3. Institutional organisation of the public procurement system.
In order to enhance effectiveness of public procurement, the Law provides for the establishment of a comprehensive National Public Procurement System (Sistema Nacional de Compras Públicas – SINAC) that would include:
- the National Directorate of Public Procurement (Dirección Nacional de Compras Públicas – DINAC);
- public procurement units (Unidades de Compras Públicas) in every public body or entity;
- units within public bodies and entities and/or organisations subordinate to public bodies and entities responsible for defining the needs of the body or entity for goods, works and services (Unidades Solicitantes);
- financial or equivalent divisions of public bodies and entities responsible together with public procurement divisions for annual planning of procurement and allocation of funds to the organisation of procurement procedures, payment under contracts and the like;
- other subjects of public procurement, including bidders, contractors and subcontractors.

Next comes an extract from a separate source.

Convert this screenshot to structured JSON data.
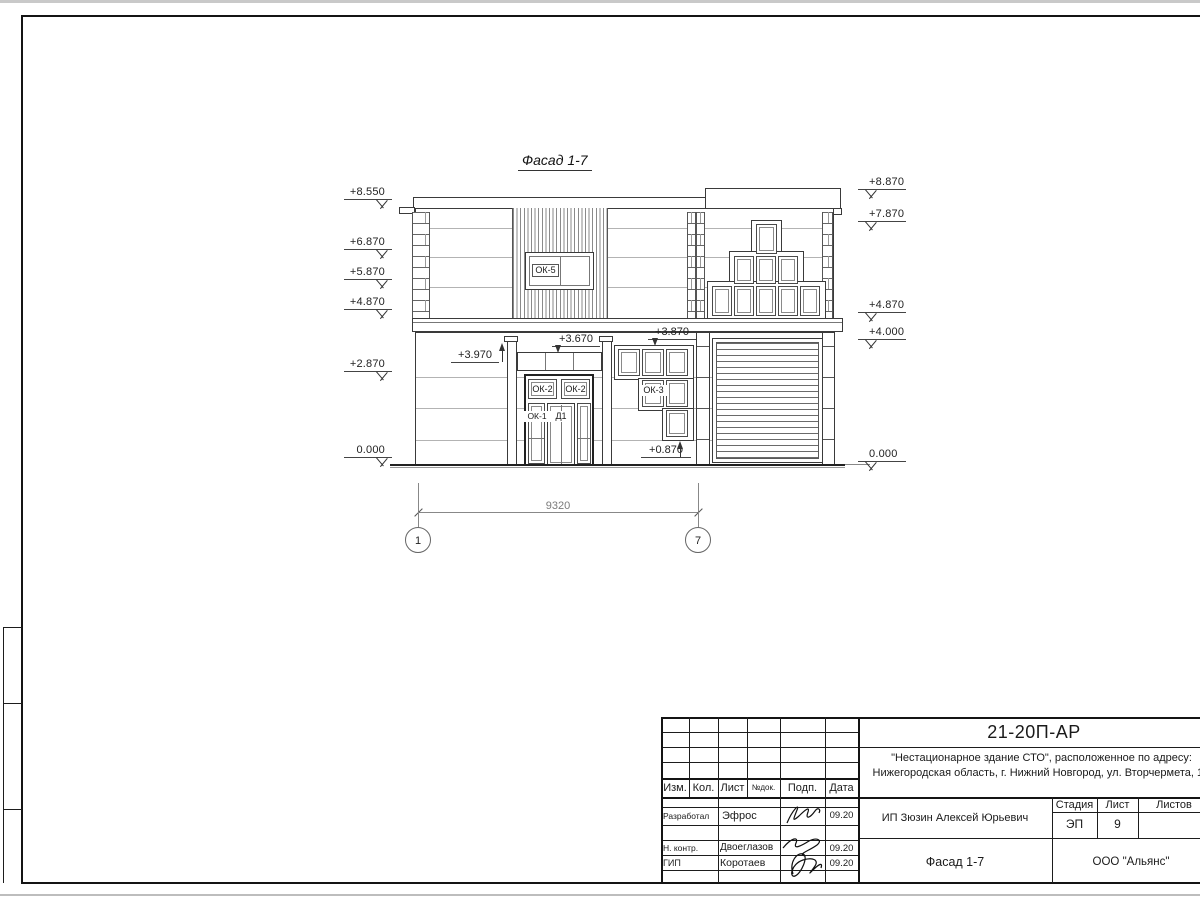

Under the Law on public procurement and Law of 25 January 2023 no. 653 “On the Establishment of the National Directorate of Public Procurement “(Ley De Creación De La Dirección Nacional De Compras Públicas) the DINAC will be responsible for:
- exercising control and monitoring of compliance of public bodies and organisations with the provisions of the Law on public procurement, receiving reports of violations and taking corrective action, in particular, by suspending the selection of contractors until the concerns are eliminated or motivated;
- holding natural and legal persons liable for violating provisions of the Law and submitting information on the detected indicators of crimes in procurement to the attention of the Prosecutor General’s Office;
- managing the electronic system of public procurement (Sistema Electrónico de Compras Públicas – COMPRASAL); in this context, the DINAC will be responsible not only for the functioning of the system but also for the procedure of its functioning: in exceptional cases the Directorate is entitled to adopt special procedures for submitting information to the COMPRASAL with no need to disclose data on specific public procurement procedures;
- drafting and publishing guidance on public procurement, functioning of the SINAC, other issues, standard document forms for public contracts and other materials;
- providing advice and technical assistance in public procurement;
- submitting recommendations on how to reform public procurement regulation policy to the Council of Ministers on an annual basis etc.

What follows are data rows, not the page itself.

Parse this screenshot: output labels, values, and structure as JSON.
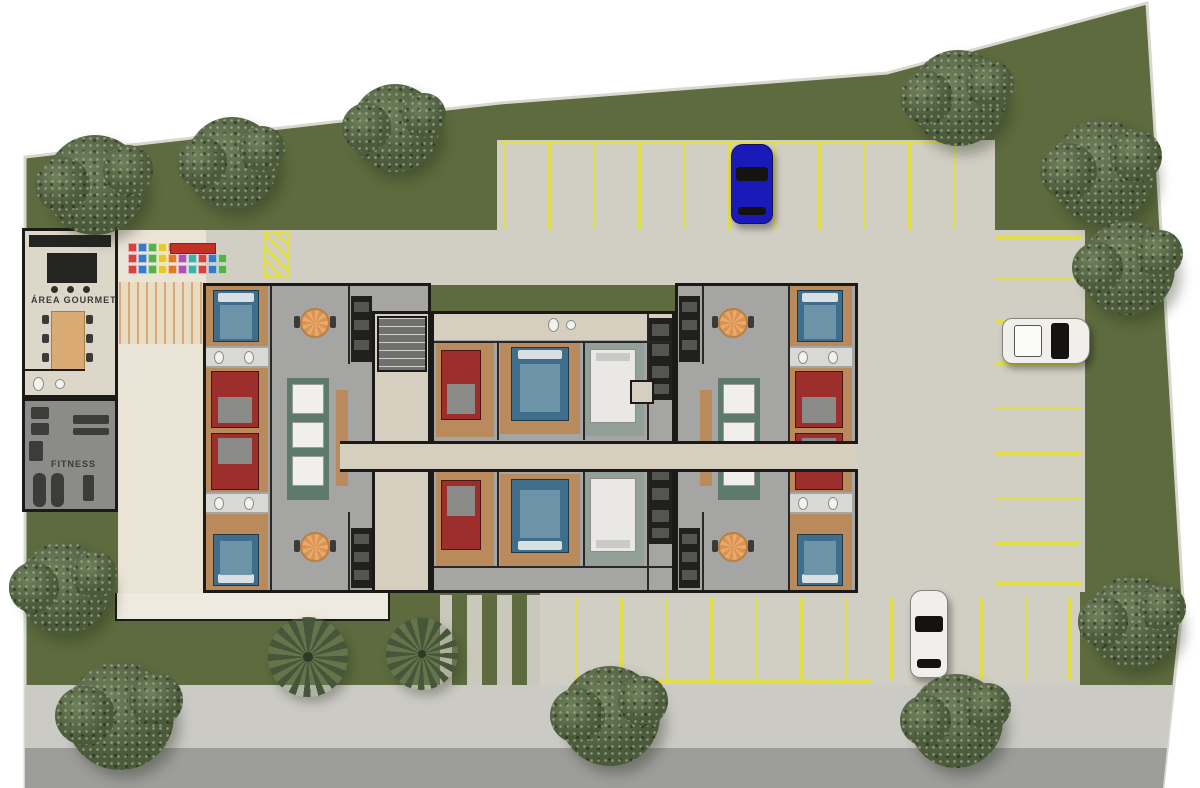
{
  "plan": {
    "type": "residential-site-floorplan",
    "amenities": {
      "gourmet_label": "ÁREA GOURMET",
      "fitness_label": "FITNESS"
    }
  },
  "colors": {
    "lawn": "#5d6b3e",
    "lawn_dark": "#55633a",
    "boundary": "#d9d8d0",
    "asphalt": "#d1cec3",
    "sidewalk": "#cbcac5",
    "road": "#9d9d9b",
    "line_yellow": "#e3df3e",
    "wall": "#1c1a18",
    "floor_gray": "#a5a5a3",
    "floor_beige": "#d9d3c5",
    "patio": "#e9e4d6",
    "courtyard": "#efeae0",
    "wood": "#b98a5b",
    "bed_blue": "#3f6e8c",
    "bed_red": "#9c2e2c",
    "car_blue": "#1a1ab8",
    "car_white": "#f0efeb"
  },
  "site_outline": [
    [
      25,
      157
    ],
    [
      500,
      103
    ],
    [
      887,
      73
    ],
    [
      1147,
      3
    ],
    [
      1158,
      180
    ],
    [
      1183,
      600
    ],
    [
      1163,
      788
    ],
    [
      25,
      788
    ]
  ],
  "ground": {
    "asphalt_rects": [
      [
        497,
        140,
        498,
        90
      ],
      [
        205,
        230,
        653,
        55
      ],
      [
        858,
        230,
        137,
        365
      ],
      [
        995,
        230,
        90,
        362
      ],
      [
        540,
        592,
        540,
        93
      ]
    ],
    "sidewalk": [
      [
        25,
        685
      ],
      [
        1174,
        685
      ],
      [
        1167,
        748
      ],
      [
        25,
        748
      ]
    ],
    "road": [
      [
        25,
        748
      ],
      [
        1167,
        748
      ],
      [
        1163,
        788
      ],
      [
        25,
        788
      ]
    ]
  },
  "parking": {
    "top_lot": {
      "stall_lines_x": [
        503,
        548,
        593,
        638,
        683,
        728,
        773,
        818,
        863,
        908,
        953
      ],
      "y1": 141,
      "y2": 230,
      "header_y": 141,
      "header_x1": 500,
      "header_x2": 958
    },
    "right_lot": {
      "stall_lines_y": [
        236,
        277,
        320,
        362,
        407,
        452,
        497,
        541,
        582
      ],
      "x1": 995,
      "x2": 1082
    },
    "bottom_lot": {
      "stall_lines_x": [
        575,
        620,
        665,
        710,
        755,
        800,
        845,
        890,
        935,
        980,
        1025,
        1068
      ],
      "y1": 597,
      "y2": 680,
      "footer_y": 680,
      "footer_x1": 575,
      "footer_x2": 872,
      "extra_y": 543,
      "extra_x1": 995,
      "extra_x2": 1078
    }
  },
  "trees": [
    {
      "x": 95,
      "y": 185,
      "r": 50
    },
    {
      "x": 232,
      "y": 163,
      "r": 46
    },
    {
      "x": 395,
      "y": 128,
      "r": 44
    },
    {
      "x": 958,
      "y": 98,
      "r": 48
    },
    {
      "x": 1102,
      "y": 172,
      "r": 52
    },
    {
      "x": 1128,
      "y": 268,
      "r": 47
    },
    {
      "x": 1133,
      "y": 622,
      "r": 46
    },
    {
      "x": 64,
      "y": 588,
      "r": 46
    },
    {
      "x": 120,
      "y": 716,
      "r": 54
    },
    {
      "x": 610,
      "y": 716,
      "r": 50
    },
    {
      "x": 956,
      "y": 721,
      "r": 47
    }
  ],
  "palms": [
    {
      "x": 308,
      "y": 657,
      "r": 40
    },
    {
      "x": 422,
      "y": 654,
      "r": 36
    }
  ],
  "cars": [
    {
      "name": "car-blue",
      "color": "#1a1ab8",
      "x": 731,
      "y": 144,
      "w": 42,
      "h": 80,
      "orientation": "vertical"
    },
    {
      "name": "car-white-right",
      "color": "#f0efeb",
      "x": 1002,
      "y": 318,
      "w": 88,
      "h": 46,
      "orientation": "horizontal"
    },
    {
      "name": "car-white-bottom",
      "color": "#f0efeb",
      "x": 910,
      "y": 590,
      "w": 38,
      "h": 88,
      "orientation": "vertical"
    }
  ],
  "playground": {
    "tile_palette": [
      "#d94040",
      "#3a78c8",
      "#58b048",
      "#e8c830",
      "#e07828",
      "#b050b0",
      "#40b0a8"
    ],
    "rows": [
      {
        "x": 128,
        "y": 243,
        "n": 5
      },
      {
        "x": 128,
        "y": 254,
        "n": 10
      },
      {
        "x": 128,
        "y": 265,
        "n": 10
      }
    ],
    "slide_color": "#c23028"
  }
}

Additionally, the Law provides for the establishment of the Public Procurement Tribunal (Tribunal de Contratación Pública) responsible for processing reports of violations, including corruption, detected in the course of procurement procedures.
4. Electronic platform.
Furthermore, an electronic public procurement system (COMPRASAL) is established. It will operate in conjunction with the Integrated Financial Management System (Sistema de Administración Financiera Integrado – SAFI), and the systems at the municipal level that are not subject to the SAFI.
All public bodies and entities and other subjects participating in public procurement will be obliged to use the COMPRASAL. These will be, in particular:
- the National Register of Procurement and Contracts of the Public Administration (Registro Nacional De Adquisiciones Y Contrataciones De La Administración Pública);
- the Single Register of Public Contractors (Registro Único de Proveedores del Estado – RUPES) where all natural and legal persons participating or intending to participate in public procurement (except for emergency and small procurement) must register. The register will contain, as a minimum, information on the qualifications of contractors, previous contracts concluded with them, violations committed etc.;
- the Register of Sanctions (Registro de Sanciones) that includes information on liability of contractors for using anti-competitive practices and corruption.

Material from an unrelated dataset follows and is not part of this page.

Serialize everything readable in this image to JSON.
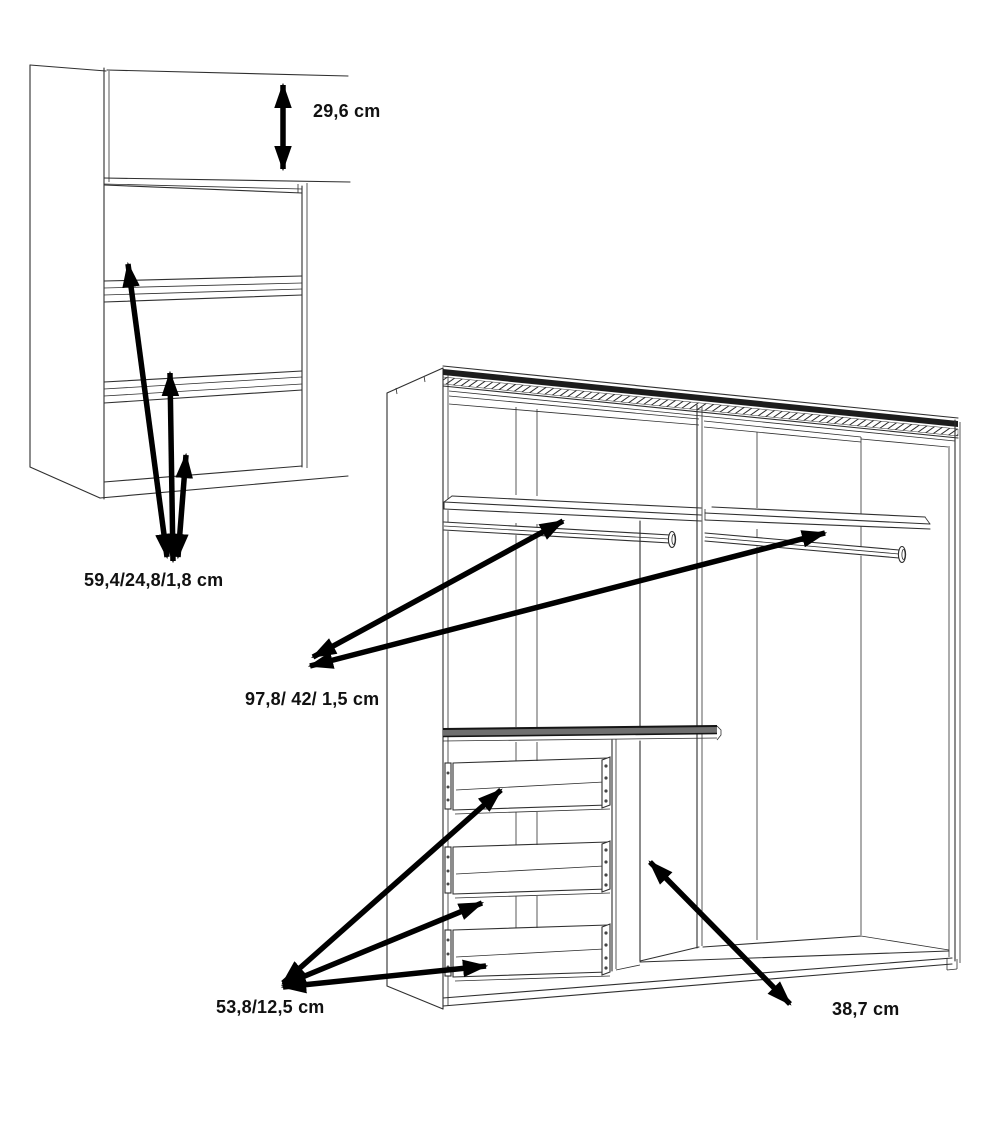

All bodies and divisions established in line with the Law must get certified in anti-corruption in accordance with the existing international quality standards within three years from its adoption (although the Law does not specify which standard is to guide these activities, it can be assumed that it is ISO 37001 Anti-bribery management systems).
Other organisations participating in public procurement must appoint an officer responsible for monitoring compliance with the legal requirements in public procurement.
The Law has been sharply criticised, primarily due to the exclusion of certain types of procurement from the area of its regulation: it is stressed that this approach increases considerably the risks of corruption, as the relevant procurement procedures have extremely low requirements with regard to transparency of contacting and there is actually no competition in the selection of contractors.
Experts are particularly concerned about the exclusion of such a broad and subjective category as contracting within strategic projects from the scope of application of the Law. It seems that this loophole can be exploited by dishonest customers to conclude a broad range of contracts, including expensive ones, without holding competitive procedures to select the contractor and circumventing further oversight of spending of public funds.
Moreover, the possibility to conclude single source procurement contracts immediately after the initial procurement is recognised as invalid, as provided for by the Law, seems to be ambiguous: some experts highlight that this can increase abuse associated with the conclusion of contracts with “loyal” contractors, including those who are ready to pay a “corruption rent” to officials of the customer to win tenders.